La enajenación inicia al asumir lo políticamente correcto como directriz inexcusable, al abdicar de la responsabilidad personal, al delegar la propia libertad en el Estado para que la administre a conveniencia. La falacia de lo políticamente correcto es instrumento eficiente de la falacia del progresismo que no significa progreso, aunque la derivación sustantiva invite a pensar lo contrario, aunque lo políticamente correcto provea pensar lo contrario, aunque el pensamiento único obligue a pensar lo contrario. Para los más avisados, las sospechas contaminan el progreso mismo. John Gray registra que “la humanidad, por supuesto, no marcha hacia ninguna parte”. Se supone que progresar significa avanzar, pero no hay certeza alguna de que se avance hacia adelante o hacia atrás o hacia los lados o “hacia ninguna parte”. No es sencillo entender por qué alguien a favor del aborto es progresista pero no quien se posiciona en contra, excepto que se consigne en el vademécum del buen progresista que delata la naturaleza ideológica volviéndose enemigo de la libertad. Ambos argumentan con razones que seducen a unos y no a otros. Pero se acepta con normalidad que quien está favor del aborto es progresista mientras que el que se opone no es nada, desterrándolo de la discusión pública. La cancelación tiene en la retirada de la palabra una consecuencia inmediata. La apariencia de libertad con que comercia el pensamiento único exhibe el artificio acosando y marginando a la diferencia. Aun confinada, la libertad derriba siempre los muros que la recluyen irrumpiendo con inusitada violencia.

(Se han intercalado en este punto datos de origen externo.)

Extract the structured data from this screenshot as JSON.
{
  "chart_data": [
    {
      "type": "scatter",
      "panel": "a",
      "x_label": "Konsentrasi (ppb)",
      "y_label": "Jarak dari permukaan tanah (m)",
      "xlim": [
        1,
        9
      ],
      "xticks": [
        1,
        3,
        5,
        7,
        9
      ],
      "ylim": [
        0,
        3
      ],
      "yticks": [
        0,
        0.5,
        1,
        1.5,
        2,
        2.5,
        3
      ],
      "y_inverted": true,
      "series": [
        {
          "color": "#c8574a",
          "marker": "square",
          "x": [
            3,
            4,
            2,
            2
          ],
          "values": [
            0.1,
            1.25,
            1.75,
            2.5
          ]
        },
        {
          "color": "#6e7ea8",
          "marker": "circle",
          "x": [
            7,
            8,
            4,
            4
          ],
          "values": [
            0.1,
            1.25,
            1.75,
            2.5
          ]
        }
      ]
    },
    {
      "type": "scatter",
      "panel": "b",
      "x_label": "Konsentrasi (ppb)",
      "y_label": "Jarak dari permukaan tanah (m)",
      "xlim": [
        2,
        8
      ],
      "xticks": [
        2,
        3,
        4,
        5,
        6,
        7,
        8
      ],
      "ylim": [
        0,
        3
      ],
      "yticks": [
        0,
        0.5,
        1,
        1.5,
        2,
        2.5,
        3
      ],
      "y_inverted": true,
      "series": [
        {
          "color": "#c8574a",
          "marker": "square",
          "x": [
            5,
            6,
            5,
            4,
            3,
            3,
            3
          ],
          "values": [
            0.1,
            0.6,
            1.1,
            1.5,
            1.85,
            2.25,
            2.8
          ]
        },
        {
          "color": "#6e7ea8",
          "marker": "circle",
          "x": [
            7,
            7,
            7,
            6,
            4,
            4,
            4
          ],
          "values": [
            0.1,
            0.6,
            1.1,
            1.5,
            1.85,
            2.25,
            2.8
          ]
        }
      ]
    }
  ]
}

Lo políticamente correcto ha ejercido como herramienta privilegiada de ideologías autoritarias: comunismo, fascismo, nacismo. Ahora también del progresismo como caballo de Troya del pensamiento único. Lo políticamente correcto activa un mecanismo perverso que se ostenta como deferencia o urbanidad o respeto. Censura intolerante y despótica revestida de amabilidad y etiqueta, ejecutada de manera despiadada por la “cultura” de la cancelación.